En décembre 2011, le Conseil européen a donné mandat à la Commission pour entamer des négociations afin d’établir des accords de libre échange complets (Deep and Comprehensive Free Trade Agreements, ci-après « DCFTAs ») avec le Maroc, la Tunisie, l’Égypte et la Jordanie. Ces accords font suite aux accords d’Association signés entre l’Union européenne (UE) et de nombreux pays du pourtour méditerranéen (Algérie, Égypte, Israël, Jordanie, Liban, Maroc, Autorité Palestinienne, Tunisie et Turquie) dans le cadre du partenariat Euromed.

De tels accords, sous l’attrayante couverture de l’intégration au marché européen, menacent directement l’économie, les droits sociaux et démocratiques et l’environnement de ces pays.
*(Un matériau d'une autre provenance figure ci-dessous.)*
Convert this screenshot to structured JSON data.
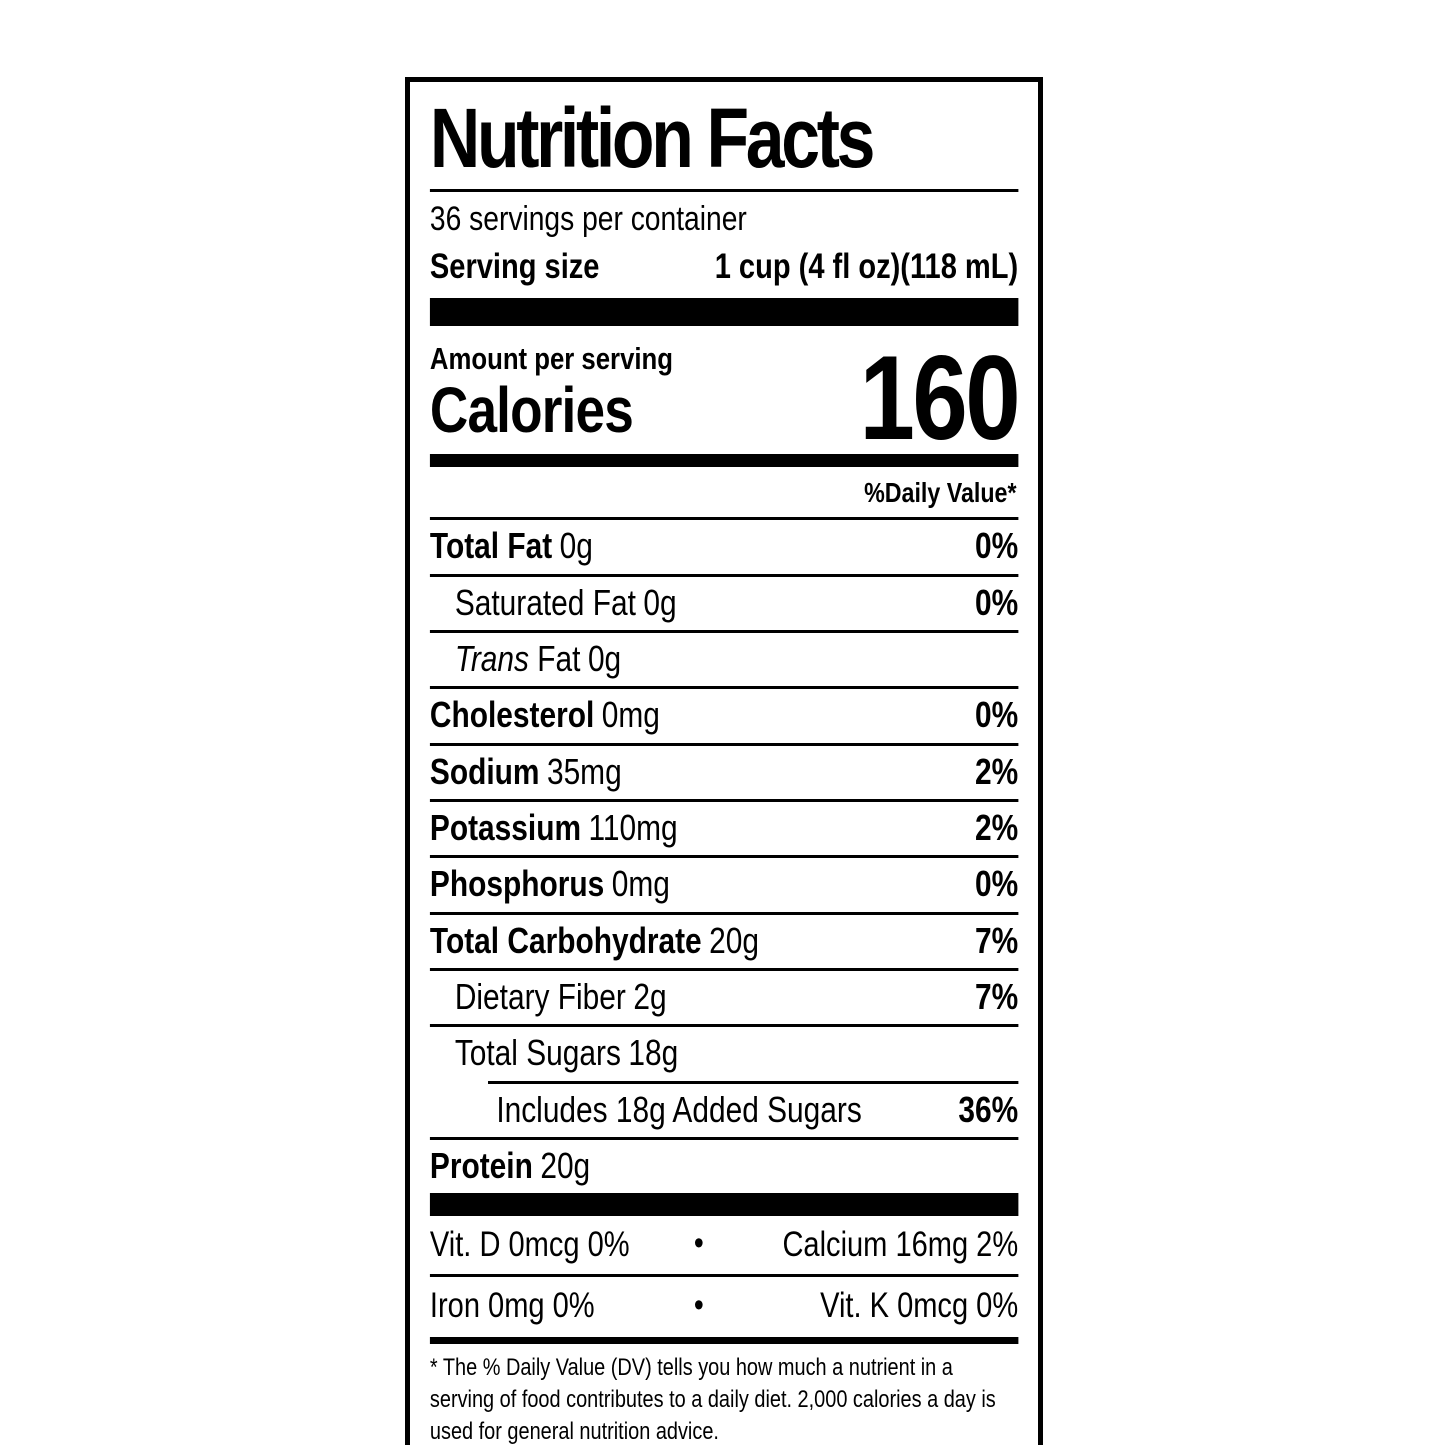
{
  "colors": {
    "ink": "#000000",
    "paper": "#ffffff"
  },
  "nutrition_label": {
    "title": "Nutrition Facts",
    "servings_per_container": "36 servings per container",
    "serving_size": {
      "label": "Serving size",
      "value": "1 cup (4 fl oz)(118 mL)"
    },
    "amount_per_serving": "Amount per serving",
    "calories": {
      "label": "Calories",
      "value": "160"
    },
    "daily_value_header": "%Daily Value*",
    "nutrients": [
      {
        "name": "Total Fat",
        "amount": "0g",
        "dv": "0%"
      },
      {
        "name": "Saturated Fat",
        "amount": "0g",
        "dv": "0%"
      },
      {
        "name_italic": "Trans",
        "name": "Fat",
        "amount": "0g",
        "dv": ""
      },
      {
        "name": "Cholesterol",
        "amount": "0mg",
        "dv": "0%"
      },
      {
        "name": "Sodium",
        "amount": "35mg",
        "dv": "2%"
      },
      {
        "name": "Potassium",
        "amount": "110mg",
        "dv": "2%"
      },
      {
        "name": "Phosphorus",
        "amount": "0mg",
        "dv": "0%"
      },
      {
        "name": "Total Carbohydrate",
        "amount": "20g",
        "dv": "7%"
      },
      {
        "name": "Dietary Fiber",
        "amount": "2g",
        "dv": "7%"
      },
      {
        "name": "Total Sugars",
        "amount": "18g",
        "dv": ""
      },
      {
        "name": "Includes 18g Added Sugars",
        "amount": "",
        "dv": "36%"
      },
      {
        "name": "Protein",
        "amount": "20g",
        "dv": ""
      }
    ],
    "micronutrients": {
      "bullet": "•",
      "rows": [
        {
          "left": "Vit. D 0mcg 0%",
          "right": "Calcium 16mg 2%"
        },
        {
          "left": "Iron 0mg 0%",
          "right": "Vit. K 0mcg 0%"
        }
      ]
    },
    "footnote": "* The % Daily Value (DV) tells you how much a nutrient in a serving of food contributes to a daily diet. 2,000 calories a day is used for general nutrition advice."
  }
}
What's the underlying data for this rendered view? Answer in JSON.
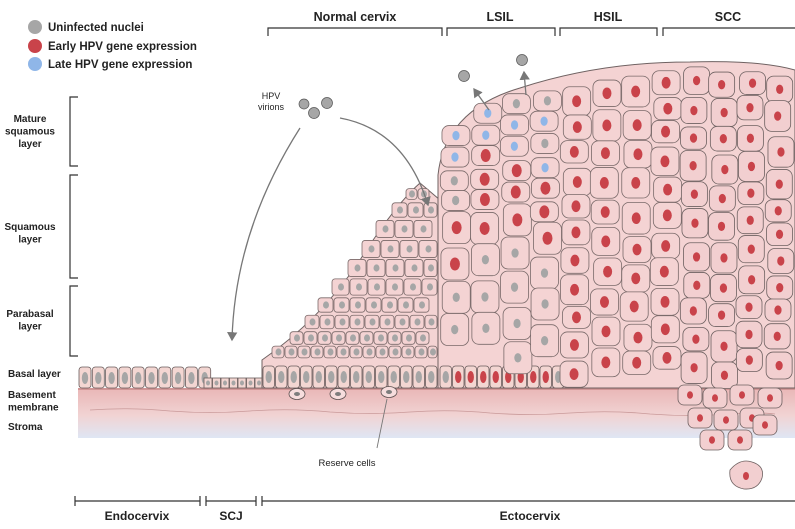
{
  "legend": {
    "items": [
      {
        "label": "Uninfected nuclei",
        "color": "#a6a6a6"
      },
      {
        "label": "Early HPV gene expression",
        "color": "#c9434a"
      },
      {
        "label": "Late HPV gene expression",
        "color": "#8fb6e8"
      }
    ]
  },
  "stages": {
    "normal": "Normal cervix",
    "lsil": "LSIL",
    "hsil": "HSIL",
    "scc": "SCC"
  },
  "layers": {
    "mature": "Mature\nsquamous\nlayer",
    "squamous": "Squamous\nlayer",
    "parabasal": "Parabasal\nlayer",
    "basal": "Basal layer",
    "basement": "Basement\nmembrane",
    "stroma": "Stroma"
  },
  "annotations": {
    "virions": "HPV\nvirions",
    "reserve_cells": "Reserve cells"
  },
  "regions": {
    "endocervix": "Endocervix",
    "scj": "SCJ",
    "ectocervix": "Ectocervix"
  },
  "colors": {
    "cell_fill": "#f4d3d3",
    "stroma": "#e8b9b8",
    "stroma_fade": "#dde4f2",
    "uninfected": "#a6a6a6",
    "early": "#c9434a",
    "late": "#8fb6e8"
  }
}
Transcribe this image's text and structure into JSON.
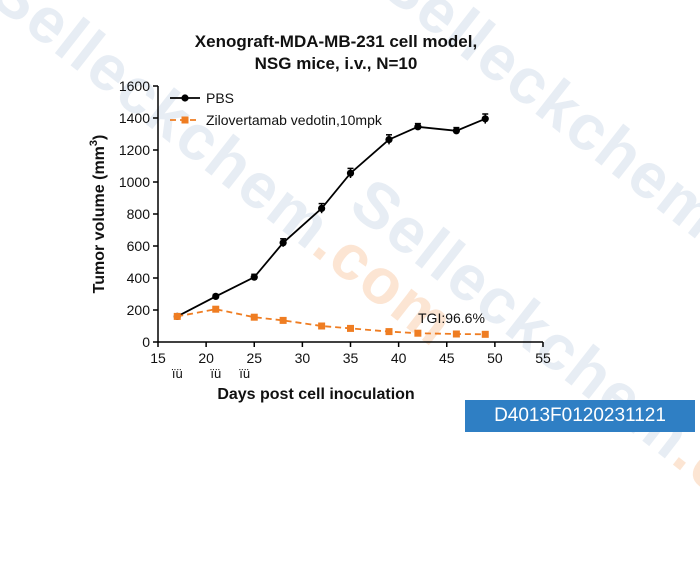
{
  "watermark": {
    "brand": "Selleck",
    "suffix": "chem",
    "tld": ".com"
  },
  "catalog_number": "D4013F0120231121",
  "chart_data": {
    "type": "line",
    "title": [
      "Xenograft-MDA-MB-231 cell model,",
      "NSG mice, i.v., N=10"
    ],
    "xlabel": "Days post cell inoculation",
    "ylabel": "Tumor volume (mm",
    "ylabel_superscript": "3",
    "ylabel_close": ")",
    "xlim": [
      15,
      55
    ],
    "ylim": [
      0,
      1600
    ],
    "xticks": [
      15,
      20,
      25,
      30,
      35,
      40,
      45,
      50,
      55
    ],
    "yticks": [
      0,
      200,
      400,
      600,
      800,
      1000,
      1200,
      1400,
      1600
    ],
    "dosing_days": [
      17,
      21,
      24
    ],
    "dosing_marker": "ïü",
    "annotation": "TGI:96.6%",
    "legend_position": "top-left",
    "series": [
      {
        "name": "PBS",
        "color": "#000000",
        "style": "solid",
        "marker": "circle",
        "x": [
          17,
          21,
          25,
          28,
          32,
          35,
          39,
          42,
          46,
          49
        ],
        "y": [
          160,
          285,
          405,
          620,
          835,
          1055,
          1265,
          1345,
          1320,
          1395
        ],
        "err": [
          10,
          12,
          18,
          25,
          30,
          30,
          30,
          20,
          20,
          30
        ]
      },
      {
        "name": "Zilovertamab vedotin,10mpk",
        "color": "#ef7d22",
        "style": "dashed",
        "marker": "square",
        "x": [
          17,
          21,
          25,
          28,
          32,
          35,
          39,
          42,
          46,
          49
        ],
        "y": [
          160,
          205,
          155,
          135,
          100,
          85,
          65,
          55,
          50,
          48
        ],
        "err": [
          8,
          10,
          10,
          8,
          8,
          8,
          6,
          6,
          5,
          5
        ]
      }
    ]
  }
}
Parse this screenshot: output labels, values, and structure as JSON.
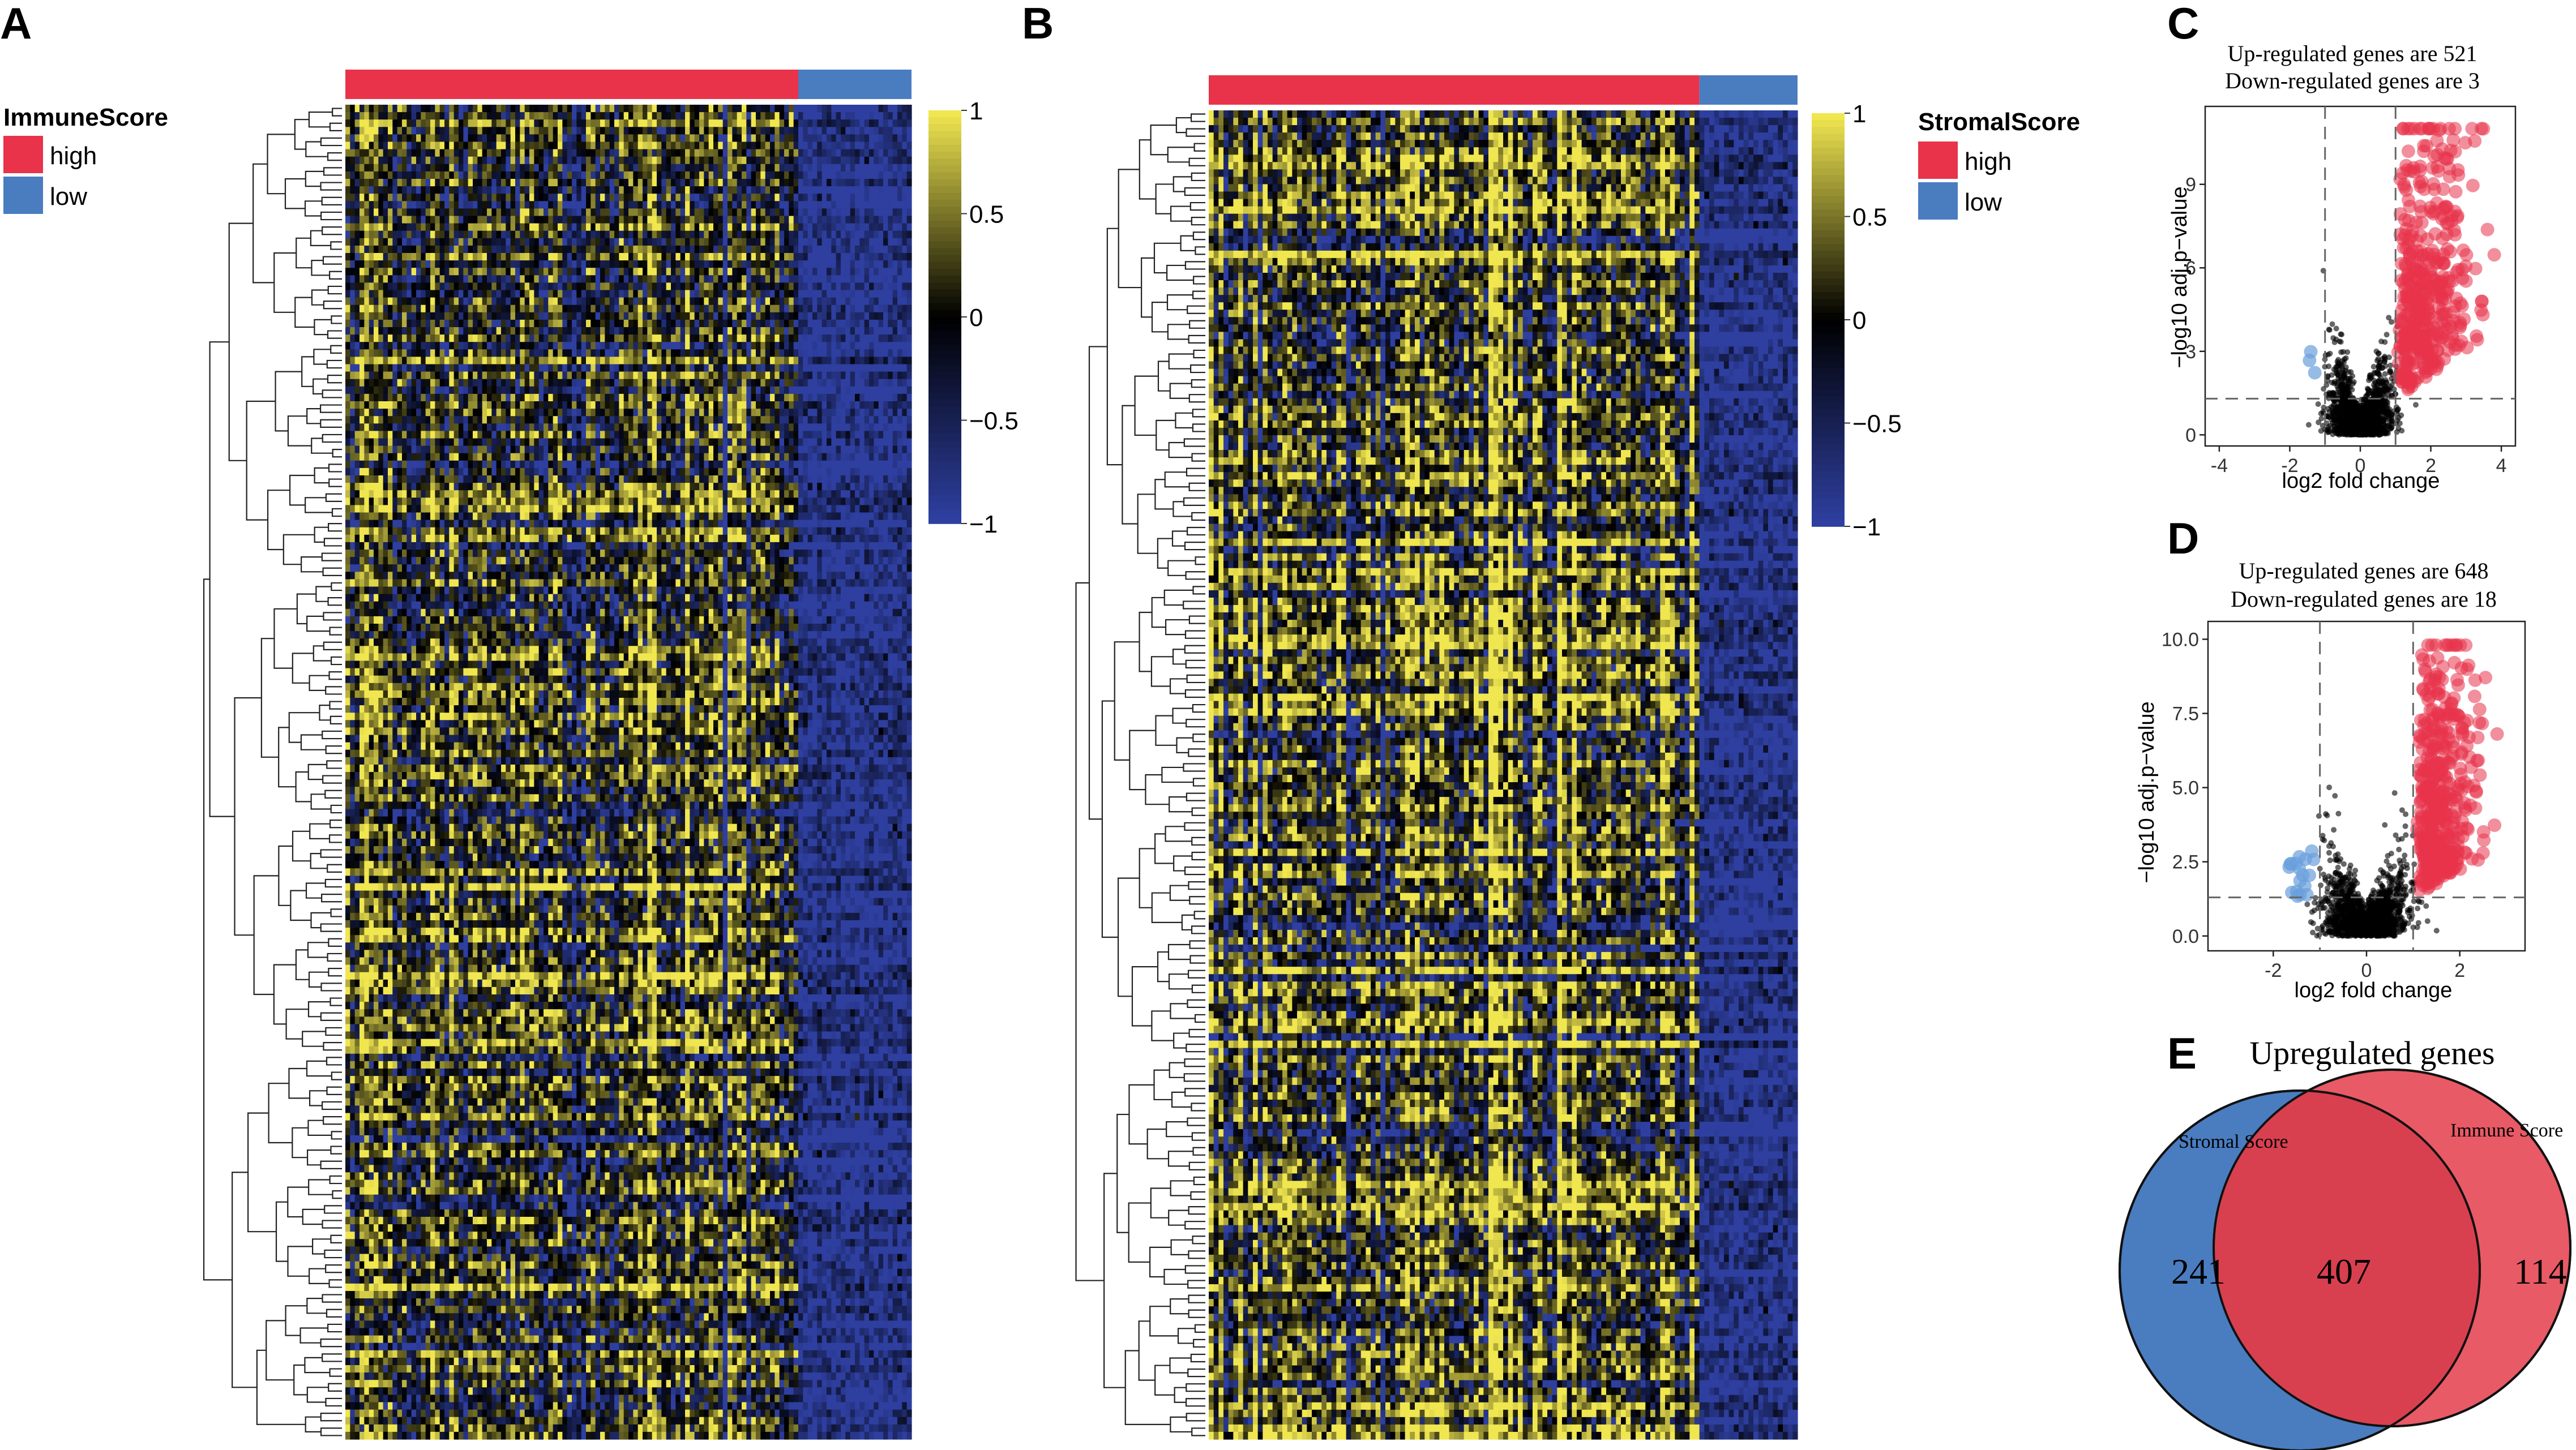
{
  "chart_data": [
    {
      "panel": "A",
      "type": "heatmap",
      "legend": {
        "title": "ImmuneScore",
        "items": [
          {
            "label": "high",
            "color": "#e8334a"
          },
          {
            "label": "low",
            "color": "#4a7cc0"
          }
        ]
      },
      "colorbar": {
        "ticks": [
          "1",
          "0.5",
          "0",
          "−0.5",
          "−1"
        ],
        "range": [
          -1,
          1
        ],
        "colors": {
          "high": "#f0e650",
          "mid": "#000000",
          "low": "#2e3fa0"
        }
      },
      "groups": {
        "high_fraction": 0.8,
        "low_fraction": 0.2
      }
    },
    {
      "panel": "B",
      "type": "heatmap",
      "legend": {
        "title": "StromalScore",
        "items": [
          {
            "label": "high",
            "color": "#e8334a"
          },
          {
            "label": "low",
            "color": "#4a7cc0"
          }
        ]
      },
      "colorbar": {
        "ticks": [
          "1",
          "0.5",
          "0",
          "−0.5",
          "−1"
        ],
        "range": [
          -1,
          1
        ],
        "colors": {
          "high": "#f0e650",
          "mid": "#000000",
          "low": "#2e3fa0"
        }
      },
      "groups": {
        "high_fraction": 0.83,
        "low_fraction": 0.17
      }
    },
    {
      "panel": "C",
      "type": "scatter",
      "title_lines": [
        "Up-regulated genes are 521",
        "Down-regulated genes are 3"
      ],
      "xlabel": "log2 fold change",
      "ylabel": "−log10 adj.p−value",
      "xlim": [
        -4.4,
        4.4
      ],
      "ylim": [
        -0.4,
        11.8
      ],
      "xticks": [
        -4,
        -2,
        0,
        2,
        4
      ],
      "yticks": [
        0,
        3,
        6,
        9
      ],
      "thresholds": {
        "x": [
          -1,
          1
        ],
        "y": 1.3
      },
      "up_count": 521,
      "down_count": 3,
      "up_color": "#e8334a",
      "down_color": "#6a9fdc",
      "ns_color": "#000000"
    },
    {
      "panel": "D",
      "type": "scatter",
      "title_lines": [
        "Up-regulated genes are 648",
        "Down-regulated genes are 18"
      ],
      "xlabel": "log2 fold change",
      "ylabel": "−log10 adj.p−value",
      "xlim": [
        -3.4,
        3.4
      ],
      "ylim": [
        -0.5,
        10.6
      ],
      "xticks": [
        -2,
        0,
        2
      ],
      "ytick_labels": [
        "0.0",
        "2.5",
        "5.0",
        "7.5",
        "10.0"
      ],
      "yticks": [
        0,
        2.5,
        5,
        7.5,
        10
      ],
      "thresholds": {
        "x": [
          -1,
          1
        ],
        "y": 1.3
      },
      "up_count": 648,
      "down_count": 18,
      "up_color": "#e8334a",
      "down_color": "#6a9fdc",
      "ns_color": "#000000"
    },
    {
      "panel": "E",
      "type": "venn",
      "title": "Upregulated genes",
      "sets": [
        {
          "name": "Stromal Score",
          "only": 241,
          "color": "#4a7cc0"
        },
        {
          "name": "Immune Score",
          "only": 114,
          "color": "#e85a66"
        }
      ],
      "intersection": 407,
      "intersection_color": "#d9404f"
    }
  ]
}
Alors même que certains de ces pays n’ont pas encore de constitution et que le débat public sur les choix de développement n’y a pas encore eu lieu, ces projets d’accords dénient aux peuples des révolutions arabes la souveraineté démocratique pour laquelle ils se sont battus en 2011! L’UE dit vouloir « soutenir les pays du printemps arabe dans leur transition vers la démocratie » ( 1) et impulser une croissance bénéfique à tous. En réalité, ces accords imposeront, sans que les citoyens aient pu être consultés sur le sujet, des choix économiques de long terme qui conduiront à une libéralisation accrue du commerce dans les secteurs agricole, des biens manufacturés, des services et de la pêche et renforceront le pouvoir des investisseurs privés européens. A travers ces accords, l’UE convoite tout particulièrement deux types de richesses, qui restent pour l’heure sous contrôle étatique ou para-étatique : les innombrables ressources naturelles (minerais, pétrole, gaz naturel notamment) et les marchés publics, privilégiant de fait les opérateurs économiques locaux.

 

Après un entretien avec Michel Cermak, chargé de recherche et de plaidoyer sur le travail décent au CNCD ( 2) (Centre National de Coopération au Développement, ONG belge) mon horizon des mobilisations contre ces accords de libre échange, en tout cas de leur naissance, se précise. La première caractéristique de cette phase de construction de la critique est sans aucun doute la diversité, voire la divergence. Un bon exemple serait l’assemblée préparatoire du Forum Social Mondial à Monastir, qui a eu lieu du 12 au 17 juillet. En effet, deux ateliers différents ont eu lieu en même temps sur la thématique des accords de libre échange. D’un côté, une réunion d’information regroupant des personnes de différentes organisations et de différents pays, et de l’autre, une réunion regroupant des personnes ayant davantage l’habitude de travailler ensemble. L’enjeu crucial ici, pour ces différentes personnes représentant une organisation, un mouvement ou à titre personnel, est de pouvoir composer avec une diversité de personnalités et de perspectives. C’est donc la question de la coopération entre différentes entités en vue de l’action qui est en jeu à cette phase.

 

Malgré ces difficultés présentes et à venir, un groupe de travail a été mis en place. Les objectifs principaux de ce groupe sont l’élaboration d’une déclaration commune concernant les DCFTAs (qui devrait être prête fin août 2012), ainsi que l’échange d’information et la communication entre les différents membres. En effet, dans cette phase de pré-négociations (l’UE en est encore au stade de « scoping exercice » -étude d’impact et de disposition aux accords des pays ciblés-), c’est bien la communication et la transparence à travers l’information qui sont clés, afin de donner aux sociétés civiles la possibilité et les moyens de faire valoir leurs droits.

Au niveau du groupe de travail, un enjeu important sera la construction d’un réseau solide et significatif, afin de donner plus de poids aux initiatives. Un atelier sur la thématique des DCFTAs est en train de se planifier les 10 et 11 septembre au Caire, notamment par le réseau ANND ( 3)(Arab Ngo Network for Development), et d’autres initiatives sont également en construction.

 

Somme toute, nous nous trouvons aux prémices de la construction d’un mouvement, ou de mouvements, d’opposition et de lutte et le double enjeu d’information et de coopération apparaît comme fondamental pour peser contre des processus politiques opaques et clos.